Inventé il y a 4 000 ans en Chine, le jeu de Go
(prononciation japonaise) ou «wei qi» en chinois, est l'un
des jeux les plus anciens de l'histoire de l'humanité. Comme
tout jeu de stratégie, ses règles ainsi que les tactiques ou
stratégies les plus utilisées sont une modélisation de la
guerre réelle dans un espace temps réduit à la durée d'une
partie pour le temps et à l'échiquier pour ce qui est du
champs de bataille. En tant que tel, le Go est l'expression
d'une des nombreuses conceptions stratégiques que les chinois
puis les japonais ont développé et son analyse représente un
intérêt pour la compréhension de la culture stratégique
chinoise. Par conséquent, nous présenterons dans un premier
temps le jeu et ses quelques règles, puis nous tenterons d'en dégager
quelques implications stratégiques.
«Wei qi» signifie littéralement, encerclement, wei, et jeu
avec des pions, qi. Dans la culture chinoise, ce jeu fait partie
des quatre arts ou préoccupations nobles auxquels doivent
s'adonner les lettrés. Précisons que les quatre arts sont
respectivement « la Musique, le Go, la Calligraphie et la
Peinture ». Le jeu de Go occupe donc le second rang et c'est le
seul art qui doit former l'esprit du lettré à la compétition,
au combat et à la stratégie. Comme les trois autres préoccupations
du lettré, le Go est considéré comme un art dans le sens d'un
« Do », littéralement une voie sur laquelle l'individu peut
perfectionner son art (extérieur) et se développer intérieurement
avec la pratique. Le principe du jeu est simple : deux colons
(le noir et le blanc) arrivent sur un territoire vierge (l'échiquier
19 lignes et 19 rangs) et cherchent à obtenir le plus grand
territoire possible en plaçant tour à tour un marqueur (pion
noir ou blanc selon le camp) pour délimiter un périmètre et
empêcher l'adversaire d'agrandir le sien. Les pions se placent
sur les intersections des lignes et des rangs et l'encerclement
d'un pion par les pions adverses permet sa prise, on dit alors
que le pion encerclé n'a plus de « qi » (air en chinois), il
meurt par asphyxie en quelque sorte.
Avec ces quelques lignes, en voilà fini avec les règles d'un
des jeux aux ramifications les plus complexes et aux variantes
les plus passionnantes ! Ceci découle d'une conception Taoïste
de la genèse du monde : «Au départ, il y avait l'Unité, le
Chaos dans lequel tout était compris et mélangé. Puis, vint
la séparation entre les deux entités contradictoires mais
complémentaires du Ying et du Yang (symbolisés par le noir et
le blanc). Enfin, les interactions et les combinaisons infinies
du Ying et du Yang, firent naître les dix milles êtres (le
monde).» De nos jours, on enseigne souvent dans les écoles de
commerce la «Conduite du Changement» comme la dernière
invention révolutionnaire, n'est-il pas intéressant de voir
que le Taoïsme et le Yi-King disaient déjà il y a plusieurs
millénaires la même chose en substance ? «Le changement est
la caractéristique du vivant», «La seule constante qui soit
est celle du changement perpétuelle dans le monde », ou encore
en Grèce pré-socratique : «On ne se baigne jamais dans le même
fleuve.» Le Go est le jeu qui illustre parfaitement cette
philosophie du changement.
Le Go est également le jeu qui applique parfaitement la logique
de l'influence et de l'action indirecte qu'on nous enseigne à
l'EGE. C'est d'ailleurs là, une des plus grandes difficultés
pour le débutant au Go : pourquoi sur les 361 (19*19)

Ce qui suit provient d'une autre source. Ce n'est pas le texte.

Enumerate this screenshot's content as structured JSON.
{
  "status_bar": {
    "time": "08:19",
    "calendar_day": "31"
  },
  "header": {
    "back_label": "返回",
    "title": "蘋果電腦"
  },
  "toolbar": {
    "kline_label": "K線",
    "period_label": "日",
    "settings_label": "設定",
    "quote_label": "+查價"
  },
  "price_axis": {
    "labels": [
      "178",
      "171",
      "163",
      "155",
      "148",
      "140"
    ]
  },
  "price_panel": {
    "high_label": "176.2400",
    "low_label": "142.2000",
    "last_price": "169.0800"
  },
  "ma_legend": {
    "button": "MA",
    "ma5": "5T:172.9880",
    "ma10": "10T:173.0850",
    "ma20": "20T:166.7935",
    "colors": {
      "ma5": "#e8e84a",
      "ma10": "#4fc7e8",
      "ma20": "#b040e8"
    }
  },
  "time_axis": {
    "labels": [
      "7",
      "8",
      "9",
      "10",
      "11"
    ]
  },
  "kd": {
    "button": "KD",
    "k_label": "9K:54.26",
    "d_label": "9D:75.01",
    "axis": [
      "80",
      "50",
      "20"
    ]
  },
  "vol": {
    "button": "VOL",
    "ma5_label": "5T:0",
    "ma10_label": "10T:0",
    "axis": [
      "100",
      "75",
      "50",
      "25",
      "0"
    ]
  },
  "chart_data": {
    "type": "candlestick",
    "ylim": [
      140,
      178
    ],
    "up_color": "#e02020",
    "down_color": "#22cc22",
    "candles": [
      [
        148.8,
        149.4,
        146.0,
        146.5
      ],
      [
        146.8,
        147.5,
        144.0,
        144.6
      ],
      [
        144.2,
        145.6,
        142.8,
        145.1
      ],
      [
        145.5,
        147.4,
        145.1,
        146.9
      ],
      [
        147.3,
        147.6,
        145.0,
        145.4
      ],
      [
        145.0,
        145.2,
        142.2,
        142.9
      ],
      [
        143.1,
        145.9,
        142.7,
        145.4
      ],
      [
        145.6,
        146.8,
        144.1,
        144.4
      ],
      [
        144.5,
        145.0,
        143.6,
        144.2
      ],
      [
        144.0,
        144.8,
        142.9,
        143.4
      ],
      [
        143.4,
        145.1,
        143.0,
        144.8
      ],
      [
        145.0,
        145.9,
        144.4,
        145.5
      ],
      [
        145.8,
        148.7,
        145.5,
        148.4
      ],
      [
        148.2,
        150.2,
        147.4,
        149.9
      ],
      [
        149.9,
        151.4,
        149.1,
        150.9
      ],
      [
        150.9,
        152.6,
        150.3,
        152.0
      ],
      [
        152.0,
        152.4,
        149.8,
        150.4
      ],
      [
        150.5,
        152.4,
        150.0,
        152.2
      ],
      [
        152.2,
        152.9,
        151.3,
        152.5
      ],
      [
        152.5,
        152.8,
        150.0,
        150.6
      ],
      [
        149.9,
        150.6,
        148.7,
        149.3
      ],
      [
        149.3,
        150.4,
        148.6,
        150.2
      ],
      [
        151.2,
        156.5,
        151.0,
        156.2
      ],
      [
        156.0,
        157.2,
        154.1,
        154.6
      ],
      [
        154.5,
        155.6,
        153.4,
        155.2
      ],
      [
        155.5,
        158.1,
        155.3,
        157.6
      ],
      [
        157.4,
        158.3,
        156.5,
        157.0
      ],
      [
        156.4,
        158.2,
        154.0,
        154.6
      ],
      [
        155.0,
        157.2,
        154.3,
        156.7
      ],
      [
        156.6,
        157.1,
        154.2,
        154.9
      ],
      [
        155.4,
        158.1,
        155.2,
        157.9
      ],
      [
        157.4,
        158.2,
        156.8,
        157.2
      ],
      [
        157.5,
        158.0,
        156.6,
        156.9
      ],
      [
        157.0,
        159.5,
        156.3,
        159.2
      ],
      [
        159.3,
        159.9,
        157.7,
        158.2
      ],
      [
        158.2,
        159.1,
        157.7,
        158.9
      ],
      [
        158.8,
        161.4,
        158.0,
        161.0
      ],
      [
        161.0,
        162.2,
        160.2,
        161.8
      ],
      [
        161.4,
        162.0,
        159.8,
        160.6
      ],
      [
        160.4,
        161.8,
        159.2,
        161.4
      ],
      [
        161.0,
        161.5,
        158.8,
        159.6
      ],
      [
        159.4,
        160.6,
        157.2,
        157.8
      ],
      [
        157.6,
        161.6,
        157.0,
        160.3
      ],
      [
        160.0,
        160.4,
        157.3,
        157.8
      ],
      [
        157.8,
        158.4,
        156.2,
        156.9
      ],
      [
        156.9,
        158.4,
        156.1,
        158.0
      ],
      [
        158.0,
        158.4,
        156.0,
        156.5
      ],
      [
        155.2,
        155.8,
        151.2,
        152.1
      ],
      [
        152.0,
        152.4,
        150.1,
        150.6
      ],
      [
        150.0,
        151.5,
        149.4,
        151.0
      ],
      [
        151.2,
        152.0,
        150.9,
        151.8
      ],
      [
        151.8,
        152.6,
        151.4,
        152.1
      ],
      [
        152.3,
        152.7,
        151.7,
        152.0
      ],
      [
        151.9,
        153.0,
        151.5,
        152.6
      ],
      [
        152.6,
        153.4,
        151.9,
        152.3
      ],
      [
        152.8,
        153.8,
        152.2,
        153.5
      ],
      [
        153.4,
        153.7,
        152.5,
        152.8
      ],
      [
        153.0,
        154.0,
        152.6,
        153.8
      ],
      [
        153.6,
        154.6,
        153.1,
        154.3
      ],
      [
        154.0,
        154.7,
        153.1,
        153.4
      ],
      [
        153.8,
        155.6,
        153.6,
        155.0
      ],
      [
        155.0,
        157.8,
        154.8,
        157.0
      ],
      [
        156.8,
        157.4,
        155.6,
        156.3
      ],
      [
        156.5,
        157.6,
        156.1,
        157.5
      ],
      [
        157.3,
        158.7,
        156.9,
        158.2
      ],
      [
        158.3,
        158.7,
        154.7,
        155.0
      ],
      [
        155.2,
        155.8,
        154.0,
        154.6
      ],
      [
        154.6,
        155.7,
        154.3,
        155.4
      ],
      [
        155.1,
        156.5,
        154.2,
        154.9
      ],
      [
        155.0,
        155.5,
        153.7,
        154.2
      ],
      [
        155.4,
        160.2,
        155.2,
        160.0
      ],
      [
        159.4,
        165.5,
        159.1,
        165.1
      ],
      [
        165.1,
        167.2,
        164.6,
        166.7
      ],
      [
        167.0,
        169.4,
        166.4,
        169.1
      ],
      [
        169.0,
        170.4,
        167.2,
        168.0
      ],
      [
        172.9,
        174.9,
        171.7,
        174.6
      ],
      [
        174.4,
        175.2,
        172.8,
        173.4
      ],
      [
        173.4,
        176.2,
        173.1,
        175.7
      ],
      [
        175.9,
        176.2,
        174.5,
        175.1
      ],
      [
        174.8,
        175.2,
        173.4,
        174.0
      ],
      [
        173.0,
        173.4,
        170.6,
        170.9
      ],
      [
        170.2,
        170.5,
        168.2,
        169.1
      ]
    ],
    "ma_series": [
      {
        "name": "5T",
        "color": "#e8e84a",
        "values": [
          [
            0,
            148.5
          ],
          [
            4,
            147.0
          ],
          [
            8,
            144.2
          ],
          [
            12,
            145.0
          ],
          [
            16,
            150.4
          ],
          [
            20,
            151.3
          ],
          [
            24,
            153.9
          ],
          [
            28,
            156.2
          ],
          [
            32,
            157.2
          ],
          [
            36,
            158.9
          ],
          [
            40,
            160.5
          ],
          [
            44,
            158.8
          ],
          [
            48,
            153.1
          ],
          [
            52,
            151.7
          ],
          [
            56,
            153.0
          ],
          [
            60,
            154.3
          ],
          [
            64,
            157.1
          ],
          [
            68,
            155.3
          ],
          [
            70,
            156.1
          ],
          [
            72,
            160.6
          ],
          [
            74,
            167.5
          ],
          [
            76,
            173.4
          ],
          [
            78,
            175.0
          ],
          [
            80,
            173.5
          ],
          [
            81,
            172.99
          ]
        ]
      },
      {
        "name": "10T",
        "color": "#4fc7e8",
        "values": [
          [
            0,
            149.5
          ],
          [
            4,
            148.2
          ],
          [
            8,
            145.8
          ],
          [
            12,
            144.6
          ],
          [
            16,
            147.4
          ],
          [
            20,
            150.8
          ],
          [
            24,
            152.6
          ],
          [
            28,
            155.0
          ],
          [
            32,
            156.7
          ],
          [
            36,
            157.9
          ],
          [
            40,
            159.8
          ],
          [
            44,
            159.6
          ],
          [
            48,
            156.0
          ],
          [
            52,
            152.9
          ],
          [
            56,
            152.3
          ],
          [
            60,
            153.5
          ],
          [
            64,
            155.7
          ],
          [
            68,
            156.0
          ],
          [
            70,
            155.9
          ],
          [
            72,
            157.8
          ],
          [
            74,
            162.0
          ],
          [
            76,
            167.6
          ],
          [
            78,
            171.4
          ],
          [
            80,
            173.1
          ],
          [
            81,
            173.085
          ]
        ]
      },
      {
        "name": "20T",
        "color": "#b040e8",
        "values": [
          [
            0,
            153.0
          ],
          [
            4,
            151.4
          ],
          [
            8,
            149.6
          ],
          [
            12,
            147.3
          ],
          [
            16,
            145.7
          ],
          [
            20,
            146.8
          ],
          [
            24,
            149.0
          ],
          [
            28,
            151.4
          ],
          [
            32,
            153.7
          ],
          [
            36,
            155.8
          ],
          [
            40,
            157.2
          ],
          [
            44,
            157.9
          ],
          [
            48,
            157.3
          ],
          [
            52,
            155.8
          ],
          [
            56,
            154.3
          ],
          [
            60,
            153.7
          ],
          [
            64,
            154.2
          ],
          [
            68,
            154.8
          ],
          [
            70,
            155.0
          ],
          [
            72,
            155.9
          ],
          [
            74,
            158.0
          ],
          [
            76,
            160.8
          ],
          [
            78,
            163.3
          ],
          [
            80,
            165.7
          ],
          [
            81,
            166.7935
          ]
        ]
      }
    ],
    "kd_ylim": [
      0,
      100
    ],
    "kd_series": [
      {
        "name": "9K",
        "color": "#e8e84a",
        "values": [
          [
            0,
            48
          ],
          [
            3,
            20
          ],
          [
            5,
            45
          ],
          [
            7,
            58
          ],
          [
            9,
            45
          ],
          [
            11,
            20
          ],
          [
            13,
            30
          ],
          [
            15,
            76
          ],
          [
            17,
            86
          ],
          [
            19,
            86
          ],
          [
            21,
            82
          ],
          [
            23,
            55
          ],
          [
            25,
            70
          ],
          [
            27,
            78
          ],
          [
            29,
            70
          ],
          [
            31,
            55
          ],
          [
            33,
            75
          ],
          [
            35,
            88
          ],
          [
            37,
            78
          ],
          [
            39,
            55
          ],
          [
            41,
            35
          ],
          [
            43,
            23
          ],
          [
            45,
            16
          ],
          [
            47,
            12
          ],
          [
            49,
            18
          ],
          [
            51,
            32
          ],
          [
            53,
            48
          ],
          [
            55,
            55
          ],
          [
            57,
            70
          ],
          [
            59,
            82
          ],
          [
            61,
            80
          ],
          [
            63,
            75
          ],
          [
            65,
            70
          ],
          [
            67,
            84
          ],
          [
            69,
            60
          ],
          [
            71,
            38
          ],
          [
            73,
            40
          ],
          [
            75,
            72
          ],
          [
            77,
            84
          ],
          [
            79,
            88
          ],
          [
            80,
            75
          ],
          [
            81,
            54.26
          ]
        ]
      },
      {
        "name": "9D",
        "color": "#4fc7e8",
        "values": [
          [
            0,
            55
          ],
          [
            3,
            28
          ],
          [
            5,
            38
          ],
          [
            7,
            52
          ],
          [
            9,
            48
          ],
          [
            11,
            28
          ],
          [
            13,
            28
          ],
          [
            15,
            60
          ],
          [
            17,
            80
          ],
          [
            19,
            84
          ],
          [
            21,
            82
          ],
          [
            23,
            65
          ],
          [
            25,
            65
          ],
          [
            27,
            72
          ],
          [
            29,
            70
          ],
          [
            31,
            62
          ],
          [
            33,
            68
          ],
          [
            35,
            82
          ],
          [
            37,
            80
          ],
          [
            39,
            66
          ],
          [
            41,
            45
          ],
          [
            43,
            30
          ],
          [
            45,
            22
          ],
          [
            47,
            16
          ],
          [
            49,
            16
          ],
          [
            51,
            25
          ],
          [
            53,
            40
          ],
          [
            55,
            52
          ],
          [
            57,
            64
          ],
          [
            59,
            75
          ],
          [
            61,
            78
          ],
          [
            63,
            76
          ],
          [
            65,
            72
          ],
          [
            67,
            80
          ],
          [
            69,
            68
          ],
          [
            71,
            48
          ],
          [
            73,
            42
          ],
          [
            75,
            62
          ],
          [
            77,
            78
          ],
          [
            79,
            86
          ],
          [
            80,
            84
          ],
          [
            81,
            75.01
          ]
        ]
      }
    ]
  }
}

intersections où l'on peut mettre un pion, le maître joue t-il
ici et pas à côté ? Pourquoi, alors qu'il est attaqué de
front, répond-t-il sur un secteur complètement à l'opposé et
sans lien (en apparence) avec l'escarmouche actuelle ? L'effort
de lecture du jeu est d'autant plus complexe que les zones
d'influence d'un camp évoluent en taille et en forme à chaque
coup, philosophie du changement oblige. Cette façon de jouer va
de paire avec ce que les initiés au Go appellent l' « élégance
». Rappelons-nous que le Go est une activité de lettré,
personnage pour qui l'élégance comportementale mais surtout
spirituelle est un but en soi. L'élégance au Go revient à
appliquer strictement le principe d'économie des forces dans
l'engagement : utiliser plus de coups qu'il n'en faut pour
atteindre un but est non seulement contraire à son intérêt,
mais surtout un gaspillage « inélégant ».